As Vancouver is home to one of the largest immigrant populations in Canada, this dilemma is especially relevant for our community. So rather than have me spout my opinions, I want you to comment here with your thoughts. Should we side with women and mothers, ensuring their right to know the sex of their foetus and their right to continue or terminate that pregnancy, or should we be trying to curb the inherit sexism of those who would abort only girls?

Obviously this issue isn’t so black and white, so I’m hoping for some though provoking answers. Our comments are moderated but we do not mean to censor. We primarily want to limit spam posts and protect the BCHA which could be held liable for anything posted here. If you have trouble commenting, please email me.

*Note: While abortion is technically legal throughout an entire pregnancy, few doctors will perform medically-unnecessary abortions after the first trimester.

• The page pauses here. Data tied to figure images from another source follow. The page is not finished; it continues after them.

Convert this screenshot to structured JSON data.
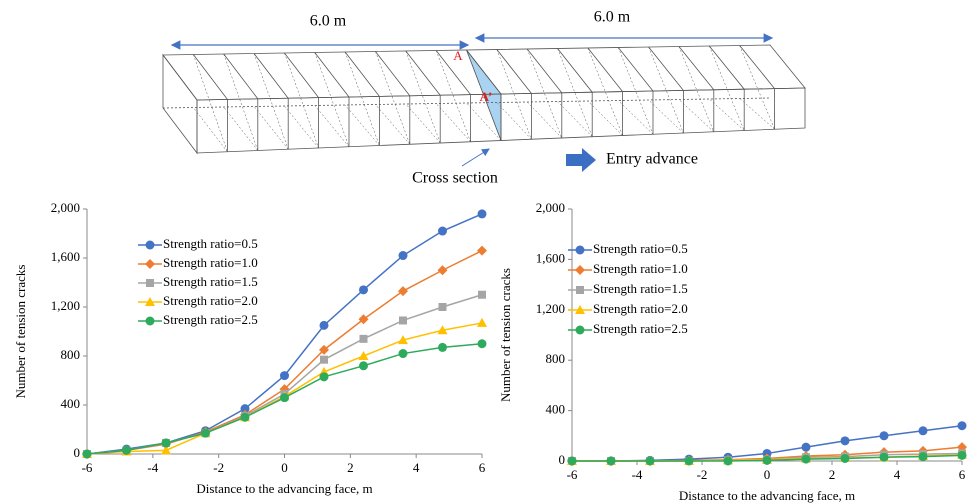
{
  "diagram": {
    "left_length": "6.0 m",
    "right_length": "6.0 m",
    "point_a": "A",
    "point_a_prime": "A’",
    "cross_section": "Cross section",
    "advance": "Entry advance"
  },
  "chart_data": [
    {
      "type": "line",
      "xlabel": "Distance to the advancing face, m",
      "ylabel": "Number  of tension cracks",
      "x": [
        -6,
        -4.8,
        -3.6,
        -2.4,
        -1.2,
        0,
        1.2,
        2.4,
        3.6,
        4.8,
        6
      ],
      "xlim": [
        -6,
        6
      ],
      "xticks": [
        -6,
        -4,
        -2,
        0,
        2,
        4,
        6
      ],
      "ylim": [
        0,
        2000
      ],
      "yticks": [
        0,
        400,
        800,
        {
          "value": 1200,
          "label": "1,200"
        },
        {
          "value": 1600,
          "label": "1,600"
        },
        {
          "value": 2000,
          "label": "2,000"
        }
      ],
      "series": [
        {
          "name": "Strength ratio=0.5",
          "color": "#4472c4",
          "marker": "circle",
          "values": [
            0,
            40,
            90,
            190,
            370,
            640,
            1050,
            1340,
            1620,
            1820,
            1960
          ]
        },
        {
          "name": "Strength ratio=1.0",
          "color": "#ed7d31",
          "marker": "diamond",
          "values": [
            0,
            30,
            80,
            180,
            320,
            530,
            850,
            1100,
            1330,
            1500,
            1660
          ]
        },
        {
          "name": "Strength ratio=1.5",
          "color": "#a5a5a5",
          "marker": "square",
          "values": [
            0,
            30,
            90,
            170,
            310,
            490,
            770,
            940,
            1090,
            1200,
            1300
          ]
        },
        {
          "name": "Strength ratio=2.0",
          "color": "#ffc000",
          "marker": "triangle",
          "values": [
            0,
            20,
            30,
            170,
            300,
            470,
            670,
            800,
            930,
            1010,
            1070
          ]
        },
        {
          "name": "Strength ratio=2.5",
          "color": "#2eaa5c",
          "marker": "circle",
          "values": [
            0,
            30,
            90,
            170,
            300,
            460,
            630,
            720,
            820,
            870,
            900
          ]
        }
      ]
    },
    {
      "type": "line",
      "xlabel": "Distance to the advancing face, m",
      "ylabel": "Number  of tension cracks",
      "x": [
        -6,
        -4.8,
        -3.6,
        -2.4,
        -1.2,
        0,
        1.2,
        2.4,
        3.6,
        4.8,
        6
      ],
      "xlim": [
        -6,
        6
      ],
      "xticks": [
        -6,
        -4,
        -2,
        0,
        2,
        4,
        6
      ],
      "ylim": [
        0,
        2000
      ],
      "yticks": [
        0,
        400,
        800,
        {
          "value": 1200,
          "label": "1,200"
        },
        {
          "value": 1600,
          "label": "1,600"
        },
        {
          "value": 2000,
          "label": "2,000"
        }
      ],
      "series": [
        {
          "name": "Strength ratio=0.5",
          "color": "#4472c4",
          "marker": "circle",
          "values": [
            0,
            0,
            5,
            15,
            30,
            60,
            110,
            160,
            200,
            240,
            280
          ]
        },
        {
          "name": "Strength ratio=1.0",
          "color": "#ed7d31",
          "marker": "diamond",
          "values": [
            0,
            0,
            0,
            5,
            10,
            20,
            40,
            50,
            70,
            80,
            110
          ]
        },
        {
          "name": "Strength ratio=1.5",
          "color": "#a5a5a5",
          "marker": "square",
          "values": [
            0,
            0,
            0,
            0,
            5,
            10,
            30,
            35,
            50,
            55,
            60
          ]
        },
        {
          "name": "Strength ratio=2.0",
          "color": "#ffc000",
          "marker": "triangle",
          "values": [
            0,
            0,
            0,
            0,
            5,
            10,
            20,
            25,
            30,
            40,
            50
          ]
        },
        {
          "name": "Strength ratio=2.5",
          "color": "#2eaa5c",
          "marker": "circle",
          "values": [
            0,
            0,
            0,
            0,
            0,
            5,
            15,
            20,
            30,
            35,
            45
          ]
        }
      ]
    }
  ]
}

Comments on: "Discuss: Should Humanists oppose sex-selective abortions?" (5)

  1. We should absolutely oppose this because this is not the same as choice.
    A woman choosing not to have children is completely different that a woman aborting female fetuses because she has either internalized misogyny or she is pressured by her husband or inlaws to abort, and thus actively participates in gender inequality, and the propagation of the idea that males are worth more than females.

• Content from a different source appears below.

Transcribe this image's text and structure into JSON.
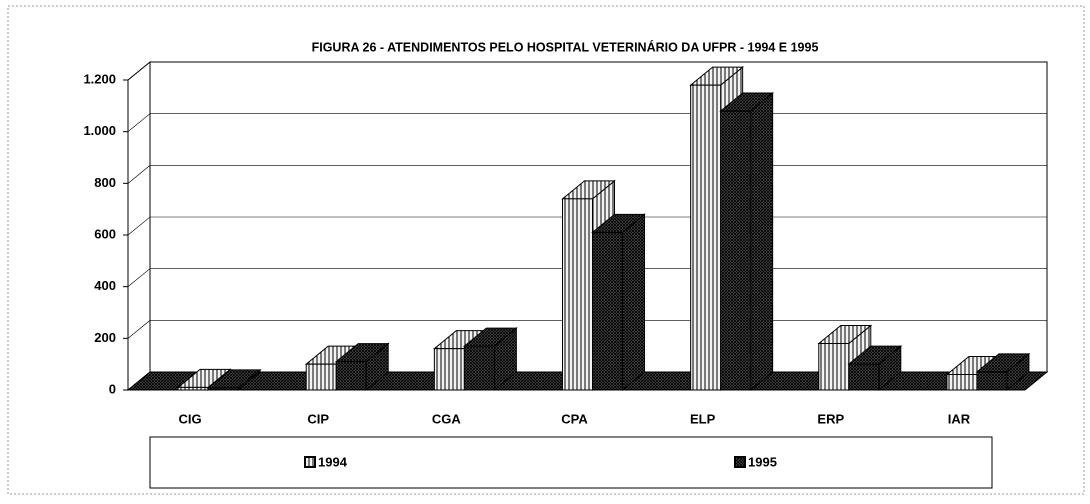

    This is an instrumentalization of misogyny, the practice of not wanting female children because they are worth less. Women should have the right to choose but we should not confuse this or give in to cultural relativism where we turn a blind eye that these ideas are accepted in our community – they are not and they should not be.

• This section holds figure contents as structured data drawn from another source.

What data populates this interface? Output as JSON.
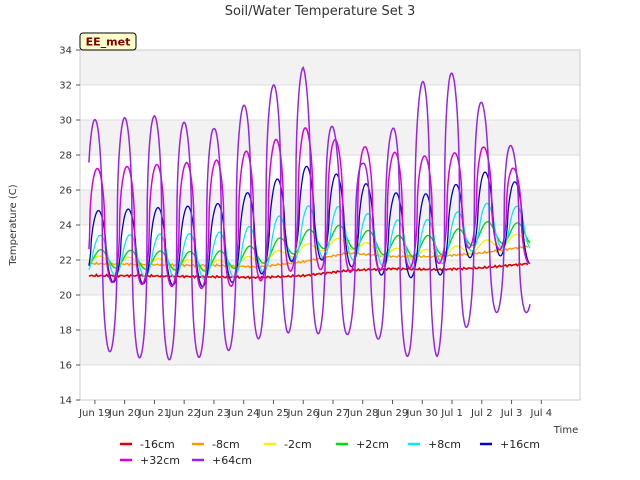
{
  "chart_data": {
    "type": "line",
    "title": "Soil/Water Temperature Set 3",
    "xlabel": "Time",
    "ylabel": "Temperature (C)",
    "annotation": "EE_met",
    "ylim": [
      14,
      34
    ],
    "yticks": [
      14,
      16,
      18,
      20,
      22,
      24,
      26,
      28,
      30,
      32,
      34
    ],
    "xlim": [
      0,
      16.8
    ],
    "xticks": [
      {
        "label": "Jun 19",
        "x": 0.5
      },
      {
        "label": "Jun 20",
        "x": 1.5
      },
      {
        "label": "Jun 21",
        "x": 2.5
      },
      {
        "label": "Jun 22",
        "x": 3.5
      },
      {
        "label": "Jun 23",
        "x": 4.5
      },
      {
        "label": "Jun 24",
        "x": 5.5
      },
      {
        "label": "Jun 25",
        "x": 6.5
      },
      {
        "label": "Jun 26",
        "x": 7.5
      },
      {
        "label": "Jun 27",
        "x": 8.5
      },
      {
        "label": "Jun 28",
        "x": 9.5
      },
      {
        "label": "Jun 29",
        "x": 10.5
      },
      {
        "label": "Jun 30",
        "x": 11.5
      },
      {
        "label": "Jul 1",
        "x": 12.5
      },
      {
        "label": "Jul 2",
        "x": 13.5
      },
      {
        "label": "Jul 3",
        "x": 14.5
      },
      {
        "label": "Jul 4",
        "x": 15.5
      }
    ],
    "grid": "horizontal bands",
    "legend_position": "bottom",
    "series": [
      {
        "name": "-16cm",
        "color": "#dd0000",
        "width": 1.6,
        "type": "trend",
        "points": [
          [
            0.3,
            21.1
          ],
          [
            2,
            21.1
          ],
          [
            4,
            21.05
          ],
          [
            6,
            21.0
          ],
          [
            7.5,
            21.1
          ],
          [
            9,
            21.4
          ],
          [
            10.5,
            21.5
          ],
          [
            12,
            21.45
          ],
          [
            13.5,
            21.55
          ],
          [
            15.1,
            21.8
          ]
        ]
      },
      {
        "name": "-8cm",
        "color": "#ff9900",
        "width": 1.4,
        "type": "trend",
        "points": [
          [
            0.3,
            21.8
          ],
          [
            2,
            21.75
          ],
          [
            3.5,
            21.7
          ],
          [
            4.5,
            21.7
          ],
          [
            6,
            21.6
          ],
          [
            7.5,
            21.9
          ],
          [
            9,
            22.4
          ],
          [
            10.5,
            22.2
          ],
          [
            12,
            22.2
          ],
          [
            13.5,
            22.4
          ],
          [
            15.1,
            22.8
          ]
        ]
      },
      {
        "name": "-2cm",
        "color": "#ffee00",
        "width": 1.4,
        "type": "daily",
        "params": {
          "base": [
            [
              0.3,
              22.0
            ],
            [
              4.5,
              21.7
            ],
            [
              6,
              22.0
            ],
            [
              7.5,
              22.6
            ],
            [
              8.8,
              23.0
            ],
            [
              10.5,
              22.4
            ],
            [
              12,
              22.3
            ],
            [
              13.5,
              22.8
            ],
            [
              15.1,
              23.3
            ]
          ],
          "amp": [
            [
              0.3,
              0.25
            ],
            [
              15.1,
              0.3
            ]
          ],
          "peak": 0.65,
          "sharp": 1
        }
      },
      {
        "name": "+2cm",
        "color": "#00dd00",
        "width": 1.4,
        "type": "daily",
        "params": {
          "base": [
            [
              0.3,
              22.1
            ],
            [
              4.5,
              21.9
            ],
            [
              6,
              22.3
            ],
            [
              7.5,
              23.1
            ],
            [
              8.8,
              23.4
            ],
            [
              10.5,
              22.8
            ],
            [
              12,
              22.8
            ],
            [
              13.5,
              23.6
            ],
            [
              15.1,
              23.5
            ]
          ],
          "amp": [
            [
              0.3,
              0.5
            ],
            [
              8,
              0.6
            ],
            [
              15.1,
              0.6
            ]
          ],
          "peak": 0.7,
          "sharp": 1
        }
      },
      {
        "name": "+8cm",
        "color": "#00eeee",
        "width": 1.3,
        "type": "daily",
        "params": {
          "base": [
            [
              0.3,
              22.3
            ],
            [
              4.5,
              22.2
            ],
            [
              6,
              22.6
            ],
            [
              7.5,
              23.6
            ],
            [
              8.8,
              23.6
            ],
            [
              10.5,
              22.9
            ],
            [
              12,
              23.0
            ],
            [
              13.5,
              24.0
            ],
            [
              15.1,
              23.8
            ]
          ],
          "amp": [
            [
              0.3,
              1.1
            ],
            [
              7.5,
              1.5
            ],
            [
              15.1,
              1.2
            ]
          ],
          "peak": 0.68,
          "sharp": 1.2
        }
      },
      {
        "name": "+16cm",
        "color": "#0000cc",
        "width": 1.3,
        "type": "daily",
        "params": {
          "base": [
            [
              0.3,
              22.8
            ],
            [
              4.5,
              22.8
            ],
            [
              6,
              23.6
            ],
            [
              7.5,
              24.8
            ],
            [
              8.8,
              24.3
            ],
            [
              10.5,
              23.4
            ],
            [
              12,
              23.4
            ],
            [
              13.5,
              24.8
            ],
            [
              15.1,
              24.0
            ]
          ],
          "amp": [
            [
              0.3,
              2.0
            ],
            [
              7.5,
              2.6
            ],
            [
              15.1,
              2.2
            ]
          ],
          "peak": 0.62,
          "sharp": 1.5
        }
      },
      {
        "name": "+32cm",
        "color": "#dd00dd",
        "width": 1.5,
        "type": "daily",
        "params": {
          "base": [
            [
              0.3,
              24.0
            ],
            [
              4.5,
              24.0
            ],
            [
              6,
              24.6
            ],
            [
              7.5,
              25.6
            ],
            [
              8.8,
              25.0
            ],
            [
              10.5,
              24.8
            ],
            [
              12,
              24.8
            ],
            [
              13.5,
              25.8
            ],
            [
              15.1,
              24.2
            ]
          ],
          "amp": [
            [
              0.3,
              3.2
            ],
            [
              7.5,
              4.0
            ],
            [
              15.1,
              2.4
            ]
          ],
          "peak": 0.58,
          "sharp": 2
        }
      },
      {
        "name": "+64cm",
        "color": "#9922ee",
        "width": 1.5,
        "type": "daily",
        "params": {
          "base": [
            [
              0.3,
              23.5
            ],
            [
              4.5,
              23.0
            ],
            [
              6,
              24.5
            ],
            [
              7.5,
              25.5
            ],
            [
              8.8,
              23.0
            ],
            [
              10.5,
              23.0
            ],
            [
              12,
              25.0
            ],
            [
              13.5,
              25.0
            ],
            [
              15.1,
              23.0
            ]
          ],
          "amp": [
            [
              0.3,
              6.5
            ],
            [
              2.5,
              7.0
            ],
            [
              4.5,
              6.5
            ],
            [
              7.5,
              7.5
            ],
            [
              9.5,
              4.5
            ],
            [
              10.5,
              6.5
            ],
            [
              12,
              8.5
            ],
            [
              13.5,
              6.0
            ],
            [
              15.1,
              4.0
            ]
          ],
          "peak": 0.5,
          "sharp": 2.5
        }
      }
    ]
  }
}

    I find this particularly disgusting because we are not talking enough about it. In Surrey for example, where there is a large South Asian population, there has been discussions of violence against women in that community. But not much has been discussed with respect to the abortion of girls. I believe that this needs to start with concerned groups because I don’t expect the Mayor to open this can of worms, given that a large chunk of her voters are South Asians, including some of the traditionalists who are very much part of the problem.

  2. It would be hypocritcal to support women’s right to reproductive control EXCEPT when their choice is for a reason we don’t like.

    The solution is not to withhold medical information or services to these women but to support equality for the women already living in these cultures. Solve the underlying problems first.

  3. Angela Squires said:

    Have there been any studies as to what generation as in first, second, third generation Canadians are practising sex-selective abortion?
    “While abortion is technically legal throughout an entire pregnancy, few doctors will perform medically-unnecessary abortions after the first trimester”.
    Choice is a decision between the pregnant woman and her doctor; I imagine doctors are educating their patients in humane customs and we do have the option of censure of doctors who do not follow our humane traditions. That said, far too many girls are aborted, subject to FGM and misogynist treatment.

    • Hi Angela
      Just wondering what you mean by “humane customs” and “humane traditions”? Also, what is our option to “Censure doctors” who don’t follow them?

  4. The underlying problem is one of ignorance and inequality but there’s no short-term solution for that. While we’re solving that problem, entire generations could be skewed along gender lines just exacerbating the problem. I feel like we need controls in place while acknowledging that they’re not ideal and certainly not in line with the previously stated value for choice.

    It’s a sad truth that the problem inherent with choice is that people might exercise it poorly.